Im Sommer 2014 sei dieser Zustand lebensbedrohlich geworden, am 1. August sei Annika W. verstorben. Die Täter sollen die Leiche in einer Tiefkühltruhe aufbewahrt und sukzessive in kleine Stücke zerteilt haben. Diese verbrannten sie den Ermittlern zufolge im Ofen des Wohnzimmers und verstreuten die Asche in der Umgebung. "Es waren Abgründe die sich da auftaten", sagte der Leiter der Mordkommission "Bosseborn", Ralf Östermann.
Besonders perfide: Vom Handy der Toten sollen noch SMS an ihre Mutter gesendet worden sein, um diese zu beruhigen. Tatsächlich wurde keine Vermisstenanzeige erstattet. Die Mutter erfuhr erst jetzt vom Tod der Tochter.
Die Ermittler stützen ihre Erkenntnisse im Wesentlichen auf Aussagen der beschuldigten 47-jährigen Angelika B. Diese werden von der Polizei als glaubwürdig eingeschätzt. "Sie decken sich mit den Ermittlungsergebnissen." Demnach hätten Zeugen bestätigt, dass sich das zweite Opfer in dem Haus in Höxter befunden habe. Ab Herbst 2013 sei Annika W. dort auch gemeldet gewesen. Das Paar habe sie nach ihrem Tod abgemeldet
Der Tatverdächtige bestreitet die Vorwürfe. Die beschuldigte 47-Jährige habe ein umfassendes Geständnis abgelegt, sagte Östermann. Die Ex-Frau und Komplizin sei ebenfalls massiv misshandelt worden, sagten die Ermittler. Die 47-Jährige sei ihm "hörig" gewesen. Beide Beschuldigten sollen nun psychiatrisch begutachtet werden. Es sei vorrangig um eine Machtbeziehung zu den Opfern gegangen, nicht ausschließlich um eine sexuelle Beziehung, so die Ermittler.
Die Ermittler bestätigten die Version, dass das erste entdeckte Opfer, die 41-jährige Susanne F. 41, nach den schweren Misshandlungen durch die mutmaßlichen Täter mit einem Auto in ihre Wohnung nach Gandersheim gebracht werden sollte. Man habe befürchtet, sie könne im Haus in Höxter sterben. Wegen eines Motorschadens sei das Auto liegengeblieben, das Paar habe versucht, per Taxi weiterzufahren, der Zustand des Opfers habe sich aber so massiv verschlechtert, dass ein Rettungswagen gerufen wurde.

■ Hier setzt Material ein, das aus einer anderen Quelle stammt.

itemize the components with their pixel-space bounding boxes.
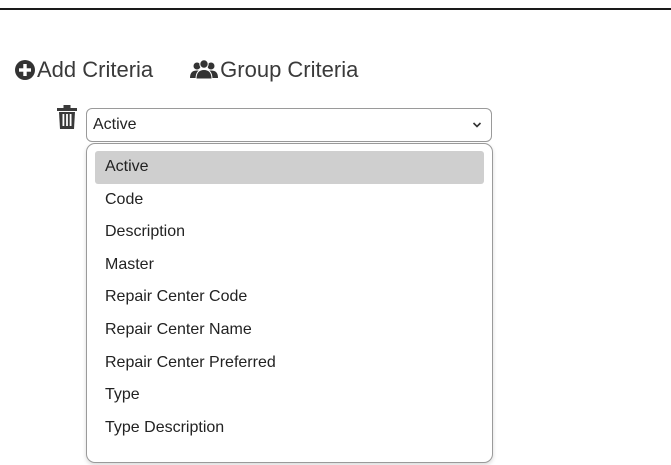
group-criteria-label: Group Criteria	[220, 57, 359, 82]
group-criteria-button[interactable]: Group Criteria	[189, 57, 358, 83]
dropdown-option-type-description[interactable]: Type Description	[95, 412, 484, 445]
criteria-toolbar: Add Criteria Group Criteria	[14, 54, 358, 86]
select-value: Active	[93, 116, 137, 133]
dropdown-option-master[interactable]: Master	[95, 249, 484, 282]
chevron-down-icon	[472, 121, 482, 129]
add-criteria-label: Add Criteria	[37, 57, 154, 82]
dropdown-option-code[interactable]: Code	[95, 184, 484, 217]
users-icon	[189, 59, 219, 81]
dropdown-option-repair-center-preferred[interactable]: Repair Center Preferred	[95, 347, 484, 380]
criteria-field-dropdown: Active Code Description Master Repair Ce…	[86, 143, 493, 463]
top-divider	[0, 8, 671, 10]
dropdown-option-type[interactable]: Type	[95, 379, 484, 412]
plus-circle-icon	[14, 59, 36, 81]
dropdown-option-active[interactable]: Active	[95, 151, 484, 184]
criteria-page: Add Criteria Group Criteria Active Activ…	[0, 0, 671, 465]
dropdown-option-description[interactable]: Description	[95, 216, 484, 249]
dropdown-option-repair-center-name[interactable]: Repair Center Name	[95, 314, 484, 347]
add-criteria-button[interactable]: Add Criteria	[14, 57, 153, 83]
dropdown-option-repair-center-code[interactable]: Repair Center Code	[95, 281, 484, 314]
trash-icon[interactable]	[56, 104, 78, 130]
criteria-field-select[interactable]: Active	[86, 108, 492, 142]
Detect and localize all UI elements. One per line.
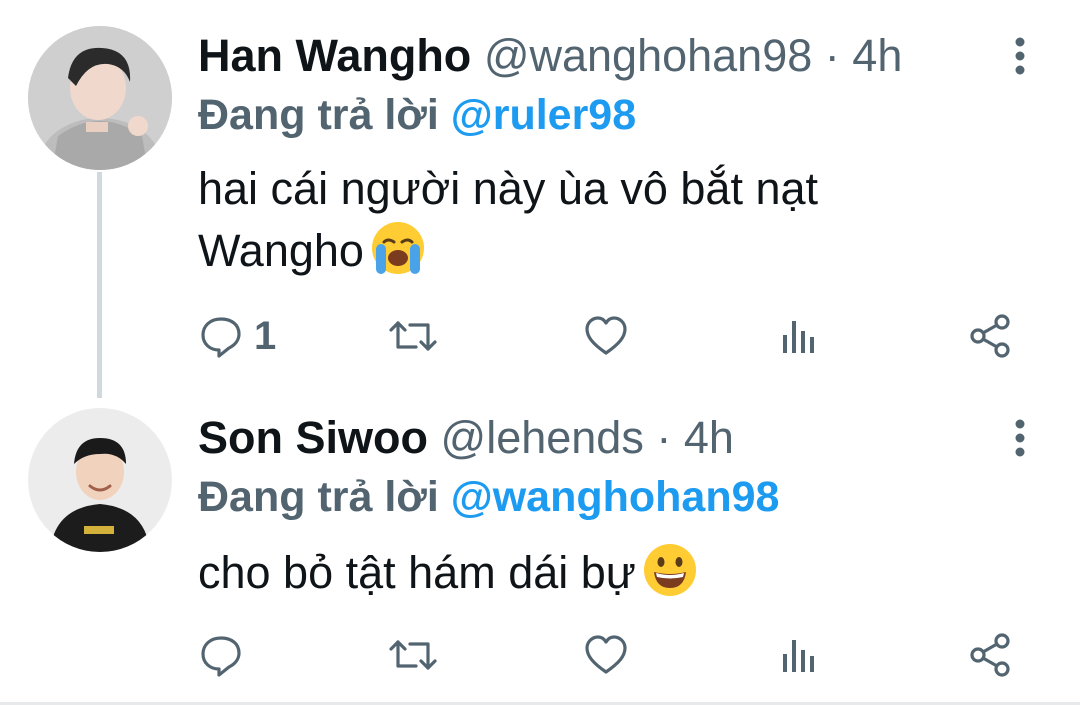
- avatar[interactable]: [28, 26, 172, 170]
- retweet-button[interactable]: [388, 311, 438, 361]
- tweet[interactable]: Han Wangho @wanghohan98 · 4h Đang trả lờ…: [0, 0, 1080, 400]
- tweet-header: Han Wangho @wanghohan98 · 4h: [198, 26, 1040, 86]
- more-icon[interactable]: [1010, 418, 1030, 458]
- loudly-crying-face-icon: [371, 222, 424, 274]
- tweet-text: cho bỏ tật hám dái bự: [198, 542, 918, 604]
- avatar[interactable]: [28, 408, 172, 552]
- retweet-icon: [389, 321, 437, 351]
- views-button[interactable]: [778, 630, 818, 680]
- separator: ·: [824, 30, 840, 81]
- tweet-header: Son Siwoo @lehends · 4h: [198, 408, 1040, 468]
- retweet-button[interactable]: [388, 630, 438, 680]
- display-name[interactable]: Han Wangho: [198, 30, 471, 81]
- like-button[interactable]: [583, 630, 629, 680]
- handle[interactable]: @wanghohan98: [484, 30, 812, 81]
- views-button[interactable]: [778, 311, 818, 361]
- views-icon: [783, 640, 814, 672]
- reply-button[interactable]: [198, 630, 254, 680]
- reply-icon: [201, 636, 241, 677]
- replying-to: Đang trả lời @ruler98: [198, 86, 636, 144]
- share-icon: [970, 314, 1010, 358]
- tweet-text-content: cho bỏ tật hám dái bự: [198, 547, 636, 598]
- tweet-text-content: hai cái người này ùa vô bắt nạt Wangho: [198, 163, 819, 276]
- retweet-icon: [389, 640, 437, 670]
- tweet-actions: 1: [198, 311, 1018, 361]
- like-icon: [585, 316, 627, 355]
- handle[interactable]: @lehends: [441, 412, 644, 463]
- views-icon: [783, 321, 814, 353]
- replying-to-handle[interactable]: @wanghohan98: [451, 473, 780, 521]
- replying-to-handle[interactable]: @ruler98: [451, 91, 636, 139]
- avatar-image: [28, 26, 172, 170]
- like-button[interactable]: [583, 311, 629, 361]
- like-icon: [585, 635, 627, 674]
- reply-icon: [201, 317, 241, 358]
- grinning-face-icon: [643, 544, 696, 596]
- separator: ·: [656, 412, 672, 463]
- avatar-image: [28, 408, 172, 552]
- tweet-text: hai cái người này ùa vô bắt nạt Wangho: [198, 158, 918, 282]
- replying-to: Đang trả lời @wanghohan98: [198, 468, 779, 526]
- share-button[interactable]: [968, 311, 1014, 361]
- share-button[interactable]: [968, 630, 1014, 680]
- reply-count: 1: [254, 314, 277, 358]
- timestamp[interactable]: 4h: [852, 30, 902, 81]
- reply-button[interactable]: 1: [198, 311, 276, 361]
- more-icon[interactable]: [1010, 36, 1030, 76]
- display-name[interactable]: Son Siwoo: [198, 412, 428, 463]
- share-icon: [970, 633, 1010, 677]
- replying-to-label: Đang trả lời: [198, 473, 439, 521]
- tweet[interactable]: Son Siwoo @lehends · 4h Đang trả lời @wa…: [0, 400, 1080, 705]
- replying-to-label: Đang trả lời: [198, 91, 439, 139]
- tweet-actions: [198, 630, 1018, 680]
- timestamp[interactable]: 4h: [684, 412, 734, 463]
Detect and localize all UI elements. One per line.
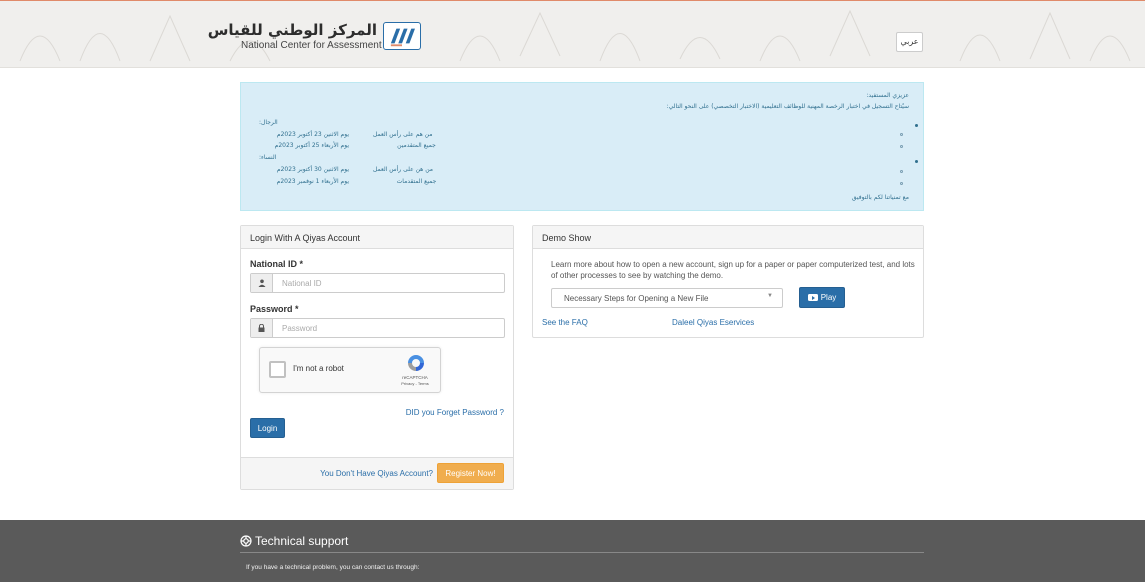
ncа-logo[interactable]: المركز الوطني للقياس National Center for… [208,21,421,51]
alert-closing: مع تمنياتنا لكم بالتوفيق [851,194,909,201]
national-id-group [250,273,505,293]
daleel-link[interactable]: Daleel Qiyas Eservices [672,318,754,327]
alert-intro: سيُتاح التسجيل في اختبار الرخصة المهنية … [666,103,909,110]
support-title: Technical support [240,534,348,548]
password-group [250,318,505,338]
sub-bullet-dot [900,170,903,173]
user-icon [251,274,273,292]
recaptcha-brand: reCAPTCHA [402,375,428,380]
chevron-down-icon: ▼ [767,293,773,299]
national-id-input[interactable] [273,274,504,292]
login-panel-footer: You Don't Have Qiyas Account? Register N… [241,457,513,489]
demo-panel: Demo Show Learn more about how to open a… [532,225,924,338]
password-label: Password * [250,304,299,314]
recaptcha-terms[interactable]: Privacy - Terms [398,381,432,386]
required-mark: * [299,259,304,269]
women-row2-date: يوم الأربعاء 1 نوفمبر 2023م [276,178,349,185]
women-row2-who: جميع المتقدمات [396,178,437,185]
women-row1-date: يوم الاثنين 30 أكتوبر 2023م [276,166,349,173]
lock-icon [251,319,273,337]
play-button[interactable]: Play [799,287,845,308]
sub-bullet-dot [900,182,903,185]
recaptcha-label: I'm not a robot [293,364,344,373]
demo-description: Learn more about how to open a new accou… [551,260,915,280]
announcement-alert: عزيزي المستفيد: سيُتاح التسجيل في اختبار… [240,82,924,211]
play-button-label: Play [820,293,837,302]
header-decoration-pattern [19,9,1131,62]
men-row1-who: من هم على رأس العمل [373,131,433,138]
logo-english-text: National Center for Assessment [241,40,382,51]
national-id-label-text: National ID [250,259,298,269]
faq-link[interactable]: See the FAQ [542,318,588,327]
login-panel: Login With A Qiyas Account National ID *… [240,225,514,490]
qiyas-logo-icon [383,22,421,50]
demo-video-select[interactable]: Necessary Steps for Opening a New File ▼ [551,288,783,308]
men-label: الرجال: [259,119,278,126]
support-title-text: Technical support [255,534,349,548]
site-header: المركز الوطني للقياس National Center for… [0,0,1145,68]
language-toggle-button[interactable]: عربي [896,32,923,52]
women-label: النساء: [259,154,277,161]
login-panel-title: Login With A Qiyas Account [241,226,513,249]
bullet-dot [915,124,918,127]
recaptcha-logo-icon [408,355,424,371]
lifebuoy-icon [240,535,252,547]
footer-divider [240,552,924,553]
login-button[interactable]: Login [250,418,285,438]
national-id-label: National ID * [250,259,303,269]
men-row2-who: جميع المتقدمين [397,142,436,149]
register-button[interactable]: Register Now! [437,463,504,483]
men-row1-date: يوم الاثنين 23 أكتوبر 2023م [276,131,349,138]
technical-support-footer: Technical support If you have a technica… [0,520,1145,582]
password-label-text: Password [250,304,293,314]
demo-panel-title: Demo Show [533,226,923,249]
alert-greeting: عزيزي المستفيد: [866,92,909,99]
support-text: If you have a technical problem, you can… [246,564,420,571]
forgot-password-link[interactable]: DID you Forget Password ? [406,408,504,417]
no-account-text[interactable]: You Don't Have Qiyas Account? [320,469,433,478]
sub-bullet-dot [900,133,903,136]
password-input[interactable] [273,319,504,337]
required-mark: * [295,304,299,314]
women-row1-who: من هن على رأس العمل [373,166,433,173]
demo-select-value: Necessary Steps for Opening a New File [564,294,709,303]
play-icon [807,294,818,301]
bullet-dot [915,160,918,163]
logo-arabic-text: المركز الوطني للقياس [207,21,377,39]
recaptcha-widget: I'm not a robot reCAPTCHA Privacy - Term… [259,347,441,393]
recaptcha-checkbox[interactable] [269,361,286,378]
sub-bullet-dot [900,145,903,148]
men-row2-date: يوم الأربعاء 25 أكتوبر 2023م [274,142,349,149]
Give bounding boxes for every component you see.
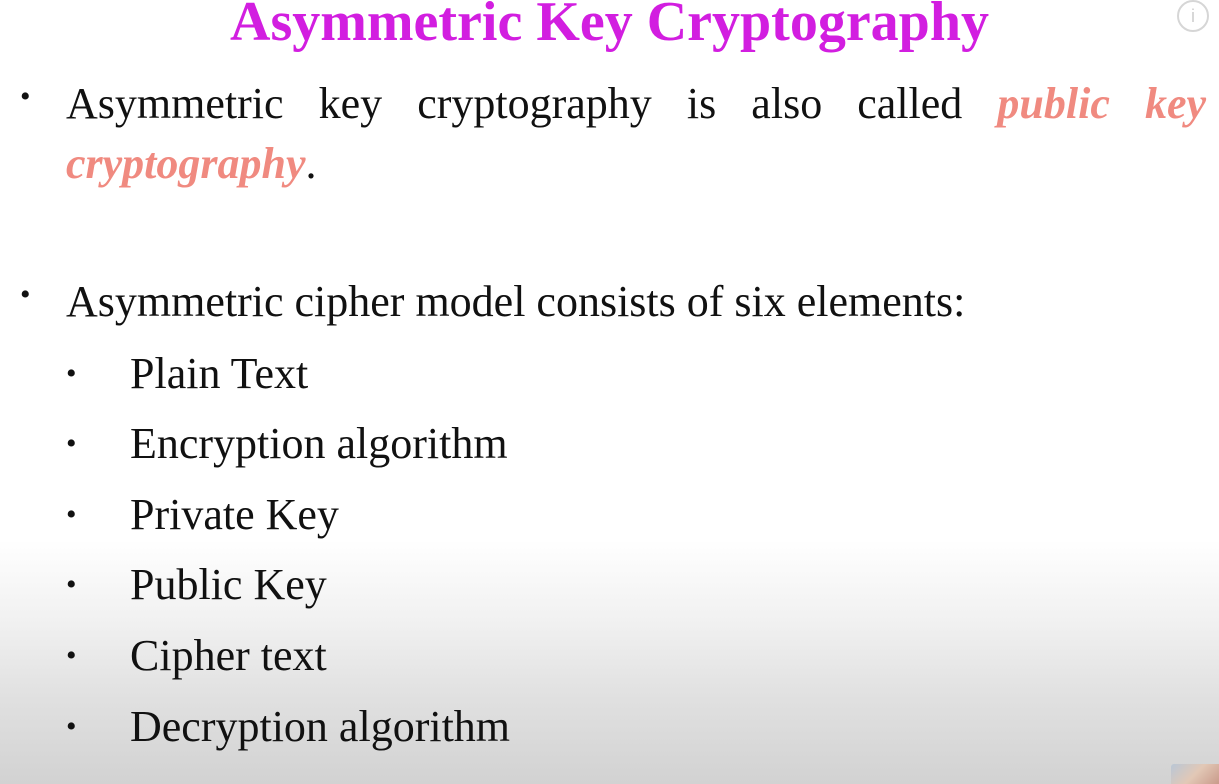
bullet-dot: • <box>20 278 31 311</box>
element-item: Encryption algorithm <box>130 419 508 468</box>
paragraph-text: Asymmetric key cryptography is also call… <box>66 79 963 128</box>
sub-bullet-dot: • <box>66 357 77 390</box>
slide: Asymmetric Key Cryptography • Asymmetric… <box>0 0 1219 784</box>
slide-title: Asymmetric Key Cryptography <box>230 0 989 53</box>
sub-bullet-dot: • <box>66 639 77 672</box>
element-item: Cipher text <box>130 631 327 680</box>
bullet-dot: • <box>20 80 31 113</box>
sub-bullet-dot: • <box>66 710 77 743</box>
sub-bullet-dot: • <box>66 427 77 460</box>
sub-bullet-dot: • <box>66 498 77 531</box>
info-icon[interactable]: i <box>1177 0 1209 32</box>
element-item: Public Key <box>130 560 327 609</box>
element-item: Decryption algorithm <box>130 702 511 751</box>
video-thumbnail[interactable] <box>1171 764 1219 784</box>
element-item: Plain Text <box>130 349 309 398</box>
sub-bullet-dot: • <box>66 568 77 601</box>
element-item: Private Key <box>130 490 339 539</box>
paragraph-public-key: Asymmetric key cryptography is also call… <box>66 74 1206 194</box>
paragraph-six-elements: Asymmetric cipher model consists of six … <box>66 277 966 326</box>
paragraph-period: . <box>305 139 317 188</box>
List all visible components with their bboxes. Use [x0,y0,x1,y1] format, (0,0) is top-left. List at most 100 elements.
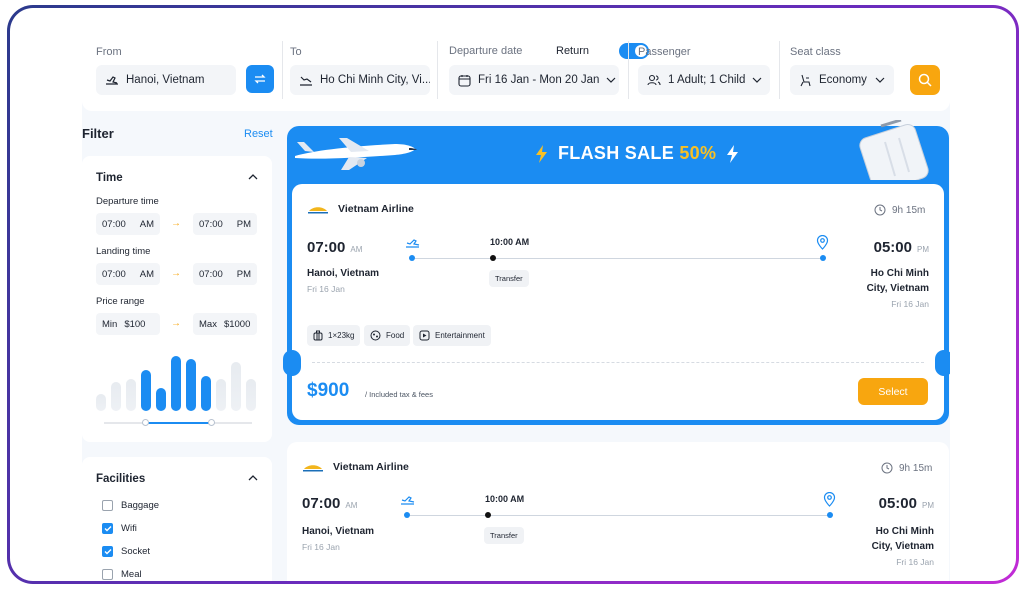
swap-button[interactable] [246,65,274,93]
clock-icon [874,204,886,216]
histogram-bar [141,370,151,411]
airline-name: Vietnam Airline [338,203,414,215]
airline-logo-icon [308,207,328,214]
date-value: Fri 16 Jan - Mon 20 Jan [478,74,600,86]
chevron-up-icon[interactable] [248,174,258,180]
from-field[interactable]: Hanoi, Vietnam [96,65,236,95]
facility-checkbox[interactable]: Socket [102,546,150,557]
facility-label: Baggage [121,500,160,511]
flight-card[interactable]: Vietnam Airline 9h 15m 07:00 AM Hanoi, Vi… [287,442,949,581]
period-value: AM [350,245,363,254]
ticket-divider [312,362,924,363]
time-value: 07:00 [102,268,126,280]
checkbox[interactable] [102,546,113,557]
time-panel: Time Departure time 07:00 AM → 07:00 PM La… [82,156,272,442]
arrow-right-icon: → [171,218,181,229]
airline-logo-icon [303,465,323,472]
departure-from-input[interactable]: 07:00 AM [96,213,160,235]
departure-city: Hanoi, Vietnam [302,526,375,537]
takeoff-icon [401,496,415,505]
arrival-city: Ho Chi Minh City, Vietnam [867,266,929,296]
min-label: Min [102,318,118,330]
price-max-input[interactable]: Max $1000 [193,313,257,335]
date-field[interactable]: Fri 16 Jan - Mon 20 Jan [449,65,619,95]
flash-sale-title: FLASH SALE 50% [535,143,739,164]
passenger-field[interactable]: 1 Adult; 1 Child [638,65,770,95]
seat-class-value: Economy [819,74,867,86]
facility-checkbox[interactable]: Wifi [102,523,137,534]
arrival-city-line: City, Vietnam [866,283,929,294]
to-value: Ho Chi Minh City, Vi... [320,74,430,86]
transfer-dot [490,255,496,261]
landing-time-label: Landing time [96,246,151,257]
calendar-icon [458,74,471,87]
amenity-entertainment: Entertainment [413,325,491,346]
time-value: 07:00 [199,268,223,280]
departure-to-input[interactable]: 07:00 PM [193,213,257,235]
amenity-label: Entertainment [435,331,485,340]
histogram-bar [96,394,106,411]
arrival-date: Fri 16 Jan [896,557,934,567]
checkbox[interactable] [102,500,113,511]
route-end-dot [827,512,833,518]
checkbox[interactable] [102,569,113,580]
clock-icon [881,462,893,474]
arrival-city-line: City, Vietnam [871,541,934,552]
time-value: 07:00 [199,218,223,230]
chevron-up-icon[interactable] [248,475,258,481]
facilities-title: Facilities [96,473,146,485]
lightning-icon [536,144,547,163]
passenger-label: Passenger [638,46,691,58]
select-button[interactable]: Select [858,378,928,405]
time-title: Time [96,172,123,184]
reset-link[interactable]: Reset [244,128,273,140]
departure-time: 07:00 AM [307,239,362,256]
period-value: AM [139,218,154,230]
period-value: PM [236,268,251,280]
seat-class-field[interactable]: Economy [790,65,894,95]
flight-card-flash[interactable]: Vietnam Airline 9h 15m 07:00 AM Hanoi, Vi… [283,184,950,420]
histogram-bar [171,356,181,411]
price: $900 [307,380,350,401]
slider-min-handle[interactable] [142,419,150,426]
facility-checkbox[interactable]: Meal [102,569,142,580]
price-slider[interactable] [104,419,252,426]
facility-checkbox[interactable]: Baggage [102,500,159,511]
price-min-input[interactable]: Min $100 [96,313,160,335]
route-line [410,515,828,516]
duration-value: 9h 15m [899,462,933,474]
arrow-right-icon: → [171,318,181,329]
luggage-icon [313,330,323,341]
facilities-panel: Facilities Baggage Wifi Socket Meal [82,457,272,581]
check-icon [104,549,111,555]
arrival-date: Fri 16 Jan [891,299,929,309]
arrival-city-line: Ho Chi Minh [875,526,934,537]
to-label: To [290,46,302,58]
app-canvas: From Hanoi, Vietnam To Ho Chi Minh City,… [82,21,950,581]
landing-to-input[interactable]: 07:00 PM [193,263,257,285]
swap-icon [254,74,266,84]
time-value: 07:00 [307,239,346,256]
from-value: Hanoi, Vietnam [126,74,205,86]
location-pin-icon [823,492,836,507]
seat-icon [800,74,811,86]
chevron-down-icon [607,77,616,83]
duration: 9h 15m [881,462,932,474]
chevron-down-icon [875,77,885,83]
location-pin-icon [816,235,829,250]
ticket-notch-left [283,350,301,376]
slider-max-handle[interactable] [207,419,215,426]
checkbox[interactable] [102,523,113,534]
facility-label: Wifi [121,523,137,534]
route-end-dot [820,255,826,261]
to-field[interactable]: Ho Chi Minh City, Vi... [290,65,430,95]
period-value: PM [917,245,929,254]
airline-name: Vietnam Airline [333,461,409,473]
landing-from-input[interactable]: 07:00 AM [96,263,160,285]
price-range-label: Price range [96,296,145,307]
search-button[interactable] [910,65,940,95]
search-icon [918,73,932,87]
time-value: 07:00 [302,495,341,512]
check-icon [104,526,111,532]
histogram-bar [126,379,136,411]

In Medienberichten war darüber spekuliert worden, ob der Mordfall Frauke Liebs in Zusammenhang mit den aktuellen Fällen stehen könne. Die 21-jährige Schwesterschülerin aus Lübbecke war am 20. Juni 2006 verschwunden, ihre Leiche später in der Nähe von Höxter gefunden worden. "Frauke Liebs ist ein Prüffall", sagte Kriminalhauptkommissar Östermann hierzu. Man werde akribisch untersuchen, ob eine Verbindung zu den aktuellen Fällen bestehe. Es sei aber zu früh, hierüber eine Aussage zu treffen.
Die Ermittler bestätigte Medienberichte, wonach Wilfried W. 1995 wegen gefährlicher Körperverletzung, Freiheitsberaubung und Nötigung zu zwei Jahren und neun Monaten Haft verurteilt worden.
Anmerkung der Redaktion: In dem Artikel hieß es, die Ermittler hätten Hinweise darauf, dass insgesamt drei Frauen in dem Haus gestorben sein könnten. Tatsächlich gehen die Ermittler derzeit von zwei Toten aus, konkrete Hinweise auf ein drittes Todesopfer liegen der Polizei nach eigenen Angaben nicht vor. Wir haben die entsprechenden Stellen korrigiert.